Synthesis and biological evaluation of novel folic acid receptor-targeted, ß-cyclodextrin-based drug complexes for cancer treatment.

Drug targeting is an active area of research and nano-scaled drug delivery systems hold tremendous potential for the treatment of neoplasms. In this study, a novel cyclodextrin (CD)-based nanoparticle drug delivery system has been assembled and characterized for the therapy of folate receptor-positive [FR(+)] cancer. Water-soluble folic acid (FA)-conjugated CD carriers (FACDs) were successfully synthesized and their structures were confirmed by 1D/2D nuclear magnetic resonance (NMR), matrix-assisted laser desorption ionization time-of-flight mass spectrometer (MALDI-TOF-MS), high performance liquid chromatography (HPLC), Fourier transform infrared spectroscopy (FTIR), and circular dichroism. Drug complexes of adamatane (Ada) and cytotoxic doxorubicin (Dox) with FACD were readily obtained by mixed solvent precipitation. The average size of FACD-Ada-Dox was 1.5-2.5 nm.
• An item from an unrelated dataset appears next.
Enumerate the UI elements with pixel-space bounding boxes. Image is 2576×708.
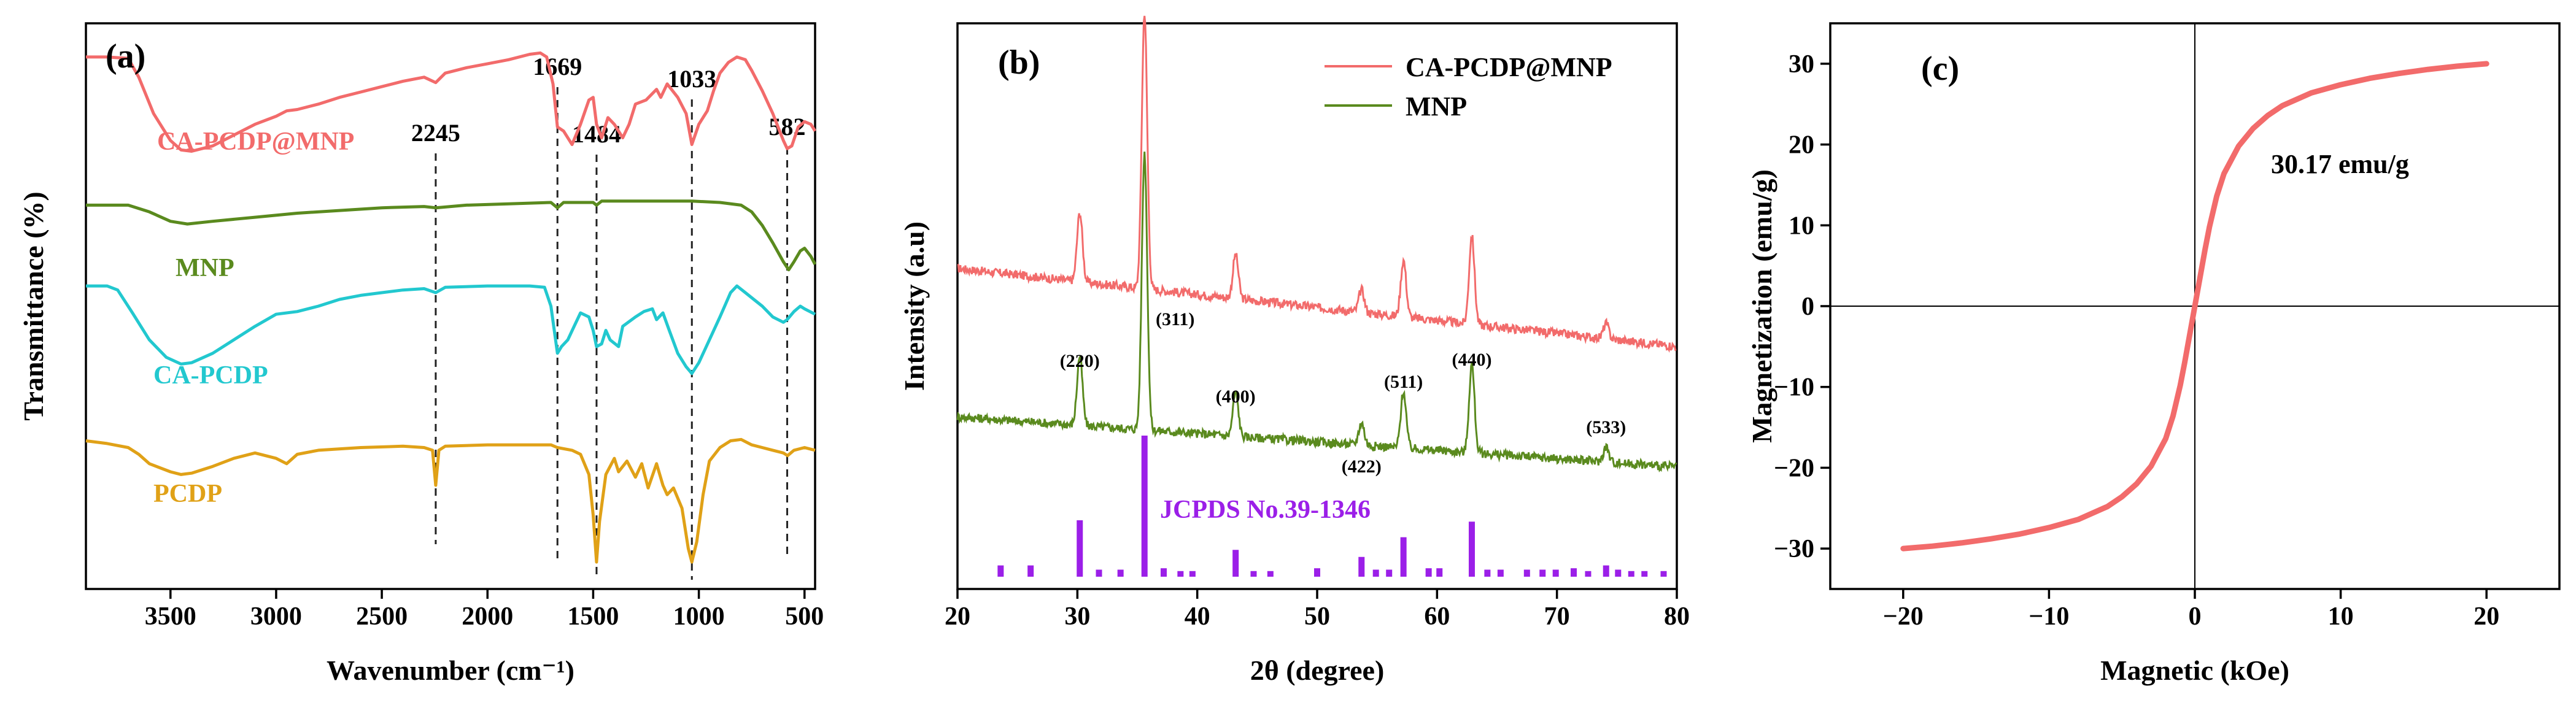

The host-guest association constant K a was 1,639 M(-1) as determined by induced circular dichroism and the hydrophilicity of the FACDs was greatly enhanced compared to unmodified CD. Cellular uptake and FR binding competitive experiments demonstrated an efficient and preferentially targeted delivery of Dox into FR-positive tumor cells and a sustained drug release profile was seen in vitro. The delivery of Dox into FR(+) cancer cells via endocytosis was observed by confocal microscopy and drug uptake of the targeted nanoparticles was 8-fold greater than that of non-targeted drug complexes. Our docking results suggest that FA, FACD and FACD-Ada-Dox could bind human hedgehog interacting protein that contains a FR domain. Mouse cardiomyocytes as well as fibroblast treated with FACD-Ada-Dox had significantly lower levels of reactive oxygen species, with increased content of glutathione and glutathione peroxidase activity, indicating a reduced potential for Dox-induced cardiotoxicity. These results indicate that the targeted drug complex possesses high drug association and sustained drug release properties with good biocompatibility and physiological stability. The novel FA-conjugated ß-CD based drug complex might be promising as an anti-tumor treatment for FR(+) cancer.